Targeting Egyptian Journalists
2004
In the midst of dramatic regional events, from the brutal fighting
in Falujja to the passing away of the legendary Yasser Arafat, a
curious incident took place in the dawn hours of November 3rd, to
grab the attention of many Egyptians away from these big events.
An outspoken opposition paper’s executive editor, Abdel Halim
Kandil, was overpowered by four strongmen at gun-point, blindfolded,
hand-cuffed, taken away in a car to a desert spot outside Cairo.
He was stripped naked, badly beaten and thrown out in the desert
to fend for himself, back to civilization. As the four thugs were
rotating in assaulting him, Kandil later told the Egyptian Police,
they were shouting a repeated warning never to criticize his uppers
again. Guided by distant car lights moving in the horizon, Kandil
dragged himself to a high-way that turned out to be the Cairo-Suez
Road, on which he traveled, naked and wounded till he hit a military
check point. The soldiers took pity on him, gave him a uniform to
wear, and called his worried family, which swiftly drove over some
30 miles from the opposite end of town to collect the hapless chap.
When the story broke out, the Egyptian press community went into
a rage. Fingers pointed at various and all levels of the Egyptian
Establishment. Tacit red lines, around the Presidential Family and
generally respected by all for years, were trodden on as never before,
not only by Kandil’s newspaper, “El-Araby”, but
by many others as well. At issue as many observers noted was Kandil’s
sustained forceful objection to the elaborate machination in grooming
young Gamal Mubarak, to succeed his ailing 77 years old father,
Hosny. To be sure, Kandil was not the only or even the first to
blow the whistle on this Syrian–style ploy. As a matter of
fact it was this very author who first did some five years earlier;
and paid for it then with few years in prison after a series of
high profile trials (2000-2003). My final acquittal by Egypt’s
Highest Court of Cassation with a tacit indictment of the State
Security Agency (SSA) for having fabricated the case against me
and 27 of my research associates, in what came to be known as the
Ibn Khaldun Center’s Trial.
Shortly after, the Mubarak regime seemed to have dropped this method
of drummed-up charges and mock trials against its opponents. More
clandestine methods were to be used i.e. mafia style. On August
13, 2003, the deputy chief-editor of the Egyptian daily Al Ahram,
Redha Hillal, was reported missing, as he was coerced from his home
in a Cairo suburb. A year and three months later, the authorities
have not been able to resolve what Amnesty International calls the
“forced disappearance” of Redha Hillal. The Kandil and
Hillal cases have opened a Pandora’s Box. Tens of other coerced
disappearances, but of less well-known persons, began to be reported
by their relatives. Now, it is widely rumored that a special secret
dirty hit-and-run unit is operating out of the Presidential Palace.
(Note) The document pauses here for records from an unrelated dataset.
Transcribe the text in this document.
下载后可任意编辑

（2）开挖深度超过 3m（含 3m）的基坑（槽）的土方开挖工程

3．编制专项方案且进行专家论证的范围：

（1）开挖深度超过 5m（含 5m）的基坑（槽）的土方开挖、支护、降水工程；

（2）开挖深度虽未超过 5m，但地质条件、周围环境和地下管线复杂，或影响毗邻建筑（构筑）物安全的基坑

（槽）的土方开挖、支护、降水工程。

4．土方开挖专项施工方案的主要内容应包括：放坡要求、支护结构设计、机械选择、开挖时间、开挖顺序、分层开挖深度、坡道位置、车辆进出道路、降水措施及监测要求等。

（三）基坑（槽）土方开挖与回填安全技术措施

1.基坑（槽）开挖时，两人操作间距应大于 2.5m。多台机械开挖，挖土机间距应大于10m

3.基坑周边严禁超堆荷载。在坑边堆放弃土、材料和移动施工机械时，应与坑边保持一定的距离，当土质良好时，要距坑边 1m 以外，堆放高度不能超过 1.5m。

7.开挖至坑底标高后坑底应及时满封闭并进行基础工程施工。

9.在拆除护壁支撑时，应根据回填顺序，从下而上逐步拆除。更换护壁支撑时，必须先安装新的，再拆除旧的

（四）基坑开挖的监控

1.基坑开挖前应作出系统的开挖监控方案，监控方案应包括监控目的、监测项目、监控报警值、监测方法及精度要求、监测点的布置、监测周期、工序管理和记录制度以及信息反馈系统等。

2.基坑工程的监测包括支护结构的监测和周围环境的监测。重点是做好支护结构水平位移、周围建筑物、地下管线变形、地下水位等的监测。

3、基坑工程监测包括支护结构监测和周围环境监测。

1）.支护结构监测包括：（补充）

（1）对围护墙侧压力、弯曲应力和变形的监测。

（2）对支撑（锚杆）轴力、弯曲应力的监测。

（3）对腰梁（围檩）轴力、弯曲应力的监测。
As time passes without solving these and similar mysteries, the
rumor acquires more credence.
President Mubarak is now under attack. A popular campaign is gathering
steam with simple slogans: NO To MUBARAK, NO To His SON GAMAL. All
the previous red lines are turning orange, even in the state-controlled
media and dark black in the opposition papers. All of a sudden,
Egypt does not seem to be any more a Republic of Fear.